I do not see this as any worse than creating an A4 poster in your favourite Free Software application, printing out out using your favourite Free Software printing solution and then putting your output into a plastic document wallet (which is unlikely to have been manufactured using Free Software).

Certainly I would not stop buying or using plastic document wallets because they are produced using non-Free Software solutions.

I do think we should be using more open platforms too, but in my experience the people using things like Diaspora and Identi.ca are most likely already aware of Free Software, so you'd be recruiting the choir (to mix my metaphors).

Grant.

On Apr 29, 2012 12:49 AM, "bad apple" <ifindthatinteresting@xxxxxxxxx> wrote:
On 28/04/12 17:52, paul sutton wrote:
> Sometimes we have to put freedom to one side

With the greatest respect to all of you, and the best wishes for your
future LUG endeavours, I think this is where we shall have to part
philosophical ways. I really do not consider myself to be a
Stallman-esque fanatic by any stretch of the imagination: as a sysadmin
I by necessity have to be pragmatic in my work. Well over 50% of my
workload involves strictly proprietary systems (Windows, AIX, HP-UX,
IOS, etc) and I long ago learnt to stop patronising friends and
relatives with lectures on free-as-in-freedom whilst fixing their
computers. Each to their own of course.

But I think there is a strange dichotomy here. Whilst I can tolerate,
and in some cases even quite like, decidedly non-free software (Windows
server 2008r2 is excellent, SGI's IRIX is fantastic) I personally
struggle to understand the willingness of some otherwise die-hard open
source/free software proponents to sacrifice another, equally important
aspect of their digital-age freedom in what seems to me an almost
Faustian gamble.
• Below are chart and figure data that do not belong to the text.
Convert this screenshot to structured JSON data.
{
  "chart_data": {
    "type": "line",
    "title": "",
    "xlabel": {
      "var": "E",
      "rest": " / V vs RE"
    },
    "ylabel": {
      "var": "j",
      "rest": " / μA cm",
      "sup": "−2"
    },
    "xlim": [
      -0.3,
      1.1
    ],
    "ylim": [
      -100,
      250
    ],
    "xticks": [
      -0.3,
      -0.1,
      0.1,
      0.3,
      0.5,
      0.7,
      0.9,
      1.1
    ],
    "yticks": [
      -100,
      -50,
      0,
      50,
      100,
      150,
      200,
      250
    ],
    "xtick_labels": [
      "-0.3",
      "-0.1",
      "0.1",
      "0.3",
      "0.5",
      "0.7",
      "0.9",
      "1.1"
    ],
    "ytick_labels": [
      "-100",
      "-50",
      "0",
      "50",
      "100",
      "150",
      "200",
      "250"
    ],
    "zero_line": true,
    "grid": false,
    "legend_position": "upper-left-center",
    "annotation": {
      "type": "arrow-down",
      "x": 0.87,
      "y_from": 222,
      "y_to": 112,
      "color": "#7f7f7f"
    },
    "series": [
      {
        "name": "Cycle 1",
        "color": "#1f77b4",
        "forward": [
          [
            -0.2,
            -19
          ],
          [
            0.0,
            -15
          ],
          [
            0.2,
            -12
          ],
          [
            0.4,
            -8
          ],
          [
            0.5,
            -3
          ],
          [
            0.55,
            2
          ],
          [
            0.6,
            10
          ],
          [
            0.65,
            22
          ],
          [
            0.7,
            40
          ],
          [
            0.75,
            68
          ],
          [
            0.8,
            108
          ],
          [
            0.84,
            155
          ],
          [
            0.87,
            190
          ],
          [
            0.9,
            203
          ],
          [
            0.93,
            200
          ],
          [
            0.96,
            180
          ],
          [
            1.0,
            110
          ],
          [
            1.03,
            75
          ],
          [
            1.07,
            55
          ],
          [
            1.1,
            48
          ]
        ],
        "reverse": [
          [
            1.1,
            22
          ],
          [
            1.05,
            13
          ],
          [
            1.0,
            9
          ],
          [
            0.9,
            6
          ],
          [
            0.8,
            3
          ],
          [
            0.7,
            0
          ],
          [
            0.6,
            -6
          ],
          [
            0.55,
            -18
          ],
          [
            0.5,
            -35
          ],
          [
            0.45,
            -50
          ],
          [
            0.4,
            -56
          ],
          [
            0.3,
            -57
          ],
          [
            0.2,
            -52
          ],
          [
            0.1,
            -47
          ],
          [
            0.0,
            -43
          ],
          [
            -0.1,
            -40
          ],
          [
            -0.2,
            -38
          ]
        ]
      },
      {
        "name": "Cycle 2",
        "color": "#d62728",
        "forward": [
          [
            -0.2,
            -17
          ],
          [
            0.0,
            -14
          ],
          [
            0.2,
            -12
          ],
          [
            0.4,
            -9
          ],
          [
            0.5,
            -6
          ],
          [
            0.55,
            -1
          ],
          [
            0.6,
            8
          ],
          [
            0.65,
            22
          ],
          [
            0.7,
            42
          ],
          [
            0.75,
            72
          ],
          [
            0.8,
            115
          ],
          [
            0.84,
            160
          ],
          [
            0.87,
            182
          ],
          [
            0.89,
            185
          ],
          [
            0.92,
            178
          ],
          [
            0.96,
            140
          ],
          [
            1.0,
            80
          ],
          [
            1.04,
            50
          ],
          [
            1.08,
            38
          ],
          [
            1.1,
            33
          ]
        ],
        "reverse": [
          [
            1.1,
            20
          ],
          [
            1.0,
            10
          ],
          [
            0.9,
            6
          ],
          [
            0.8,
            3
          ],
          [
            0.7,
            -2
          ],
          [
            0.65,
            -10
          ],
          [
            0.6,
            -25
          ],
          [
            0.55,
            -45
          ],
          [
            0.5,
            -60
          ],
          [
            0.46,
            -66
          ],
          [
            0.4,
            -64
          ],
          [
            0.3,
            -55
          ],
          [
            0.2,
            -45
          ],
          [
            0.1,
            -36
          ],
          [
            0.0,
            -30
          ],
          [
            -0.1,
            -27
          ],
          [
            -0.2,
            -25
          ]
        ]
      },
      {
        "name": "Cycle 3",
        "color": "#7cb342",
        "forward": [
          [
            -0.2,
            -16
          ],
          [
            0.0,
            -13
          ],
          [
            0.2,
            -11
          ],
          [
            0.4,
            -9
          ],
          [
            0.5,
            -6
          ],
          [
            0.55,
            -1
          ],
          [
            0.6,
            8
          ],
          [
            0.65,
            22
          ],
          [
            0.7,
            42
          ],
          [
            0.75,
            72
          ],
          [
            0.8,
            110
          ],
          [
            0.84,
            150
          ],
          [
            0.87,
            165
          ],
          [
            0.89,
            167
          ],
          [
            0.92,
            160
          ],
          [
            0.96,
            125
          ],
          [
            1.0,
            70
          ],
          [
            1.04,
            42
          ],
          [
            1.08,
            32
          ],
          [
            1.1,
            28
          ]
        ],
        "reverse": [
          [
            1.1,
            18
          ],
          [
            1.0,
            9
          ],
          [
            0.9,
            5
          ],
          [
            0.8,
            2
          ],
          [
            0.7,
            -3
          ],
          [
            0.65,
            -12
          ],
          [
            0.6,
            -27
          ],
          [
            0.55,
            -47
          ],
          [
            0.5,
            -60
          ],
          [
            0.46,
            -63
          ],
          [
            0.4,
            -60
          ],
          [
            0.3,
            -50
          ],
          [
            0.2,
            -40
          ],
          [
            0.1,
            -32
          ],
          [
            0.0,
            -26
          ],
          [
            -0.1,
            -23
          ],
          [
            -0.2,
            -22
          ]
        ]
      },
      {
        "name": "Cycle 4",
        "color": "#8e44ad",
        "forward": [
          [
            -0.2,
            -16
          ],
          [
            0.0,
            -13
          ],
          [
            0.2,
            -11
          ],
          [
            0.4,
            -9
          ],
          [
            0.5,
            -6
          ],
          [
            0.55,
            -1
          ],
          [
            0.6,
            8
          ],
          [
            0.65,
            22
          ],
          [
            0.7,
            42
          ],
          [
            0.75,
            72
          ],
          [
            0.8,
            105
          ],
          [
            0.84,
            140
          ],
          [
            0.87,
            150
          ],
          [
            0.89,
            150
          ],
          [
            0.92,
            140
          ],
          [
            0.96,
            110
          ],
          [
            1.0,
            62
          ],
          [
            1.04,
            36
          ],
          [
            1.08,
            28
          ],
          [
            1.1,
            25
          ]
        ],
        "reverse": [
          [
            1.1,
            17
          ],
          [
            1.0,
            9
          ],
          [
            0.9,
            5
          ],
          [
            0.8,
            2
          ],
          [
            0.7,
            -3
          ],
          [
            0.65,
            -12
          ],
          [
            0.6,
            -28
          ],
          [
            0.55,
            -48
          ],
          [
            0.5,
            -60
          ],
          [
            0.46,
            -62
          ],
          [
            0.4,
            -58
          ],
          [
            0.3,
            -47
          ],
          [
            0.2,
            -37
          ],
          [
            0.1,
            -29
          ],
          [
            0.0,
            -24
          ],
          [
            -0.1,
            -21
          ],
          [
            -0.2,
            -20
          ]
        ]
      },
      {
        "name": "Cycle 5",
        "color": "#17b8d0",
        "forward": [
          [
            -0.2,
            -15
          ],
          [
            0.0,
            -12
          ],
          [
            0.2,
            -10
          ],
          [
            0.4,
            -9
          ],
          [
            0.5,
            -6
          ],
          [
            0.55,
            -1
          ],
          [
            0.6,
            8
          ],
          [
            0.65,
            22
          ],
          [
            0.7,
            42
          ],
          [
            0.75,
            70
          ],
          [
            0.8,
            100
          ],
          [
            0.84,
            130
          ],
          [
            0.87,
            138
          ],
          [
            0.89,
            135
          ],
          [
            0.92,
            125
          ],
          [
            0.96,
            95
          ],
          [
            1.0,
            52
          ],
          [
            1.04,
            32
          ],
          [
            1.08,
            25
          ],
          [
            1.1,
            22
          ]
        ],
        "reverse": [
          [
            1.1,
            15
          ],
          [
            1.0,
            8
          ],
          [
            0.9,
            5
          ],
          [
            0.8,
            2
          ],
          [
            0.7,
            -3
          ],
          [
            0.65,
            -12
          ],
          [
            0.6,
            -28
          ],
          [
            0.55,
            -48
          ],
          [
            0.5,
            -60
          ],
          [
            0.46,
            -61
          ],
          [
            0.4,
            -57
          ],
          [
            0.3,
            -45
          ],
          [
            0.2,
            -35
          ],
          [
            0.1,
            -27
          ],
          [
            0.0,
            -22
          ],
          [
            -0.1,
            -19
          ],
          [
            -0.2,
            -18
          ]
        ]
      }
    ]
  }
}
Sure, as modern cloudy, web-based software solutions
google+, linkedin, facebook, twitter and a plethora of other social
network platforms all run fine in our open-source web browsers on our
open-source operating systems, right? Why not use them?

Well, forgive me if you disagree, and you are of course more than
welcome to, but to answer my own question: because these 'solutions'
pose a considerably greater threat to their s/users/commodities/g
freedom in the broader, and I would argue, more important sense than
merely using a closed source software ecosystem ever could.

To sum up: I have (perhaps mistakenly) conceived of this proposition as
a gambit. Is it worth sacrificing privacy and independence to use
closed, corporate social networking platforms to spur the adoption of
linux? Or is it better to eschew the use of these platforms, retain at
least a semblance of one's control of one's own data and risk being
unable to evangelize linux and open source/free software because of the
lack of the exposure? Or as it has been put more bluntly:

> Sometimes we have to put freedom to one side

No. We do not ever have to put freedom to one side. It is a choice that
any of us can make individually, hopefully in full possession of the
facts and consequences thus entailed, but we certainly do not have to.
It is certainly not one I will ever take. This is just my personal
opinion. I was very surprised to see this issue even come up, and even
more surprised to see the seemingly universal positive response (users
immediately signing up, etc). This of course probably shows that I am
simply out of touch and stupid, and I don't for a moment think that any
of you shouldn't do precisely what you want and completely ignore me.

But the entire reason that I migrated inexorably from the DOS/CPM/VMS
environments of my youth to the open systems like BSD and linux was
because I valued my own independence and skills, and wanted to be free
to tinker, recompile, host my own webservers, mailing lists, IRC
channels, mail servers... I'm aware I sound a bit like a rabid American
pro-gun supporter or something when I say you'll prise my privacy from
my cold dead hands, but that's one of the chief draws for me: I can
always do things myself, rather than having to sell my soul to giant
corporate monstrosities like facebook or google. Do you really want to
betray one of the foundation principles of the open source/free software
'revolution' just because it might make it a bit easier to recruit a few
more people?

Apologies for a somewhat longer than intended email.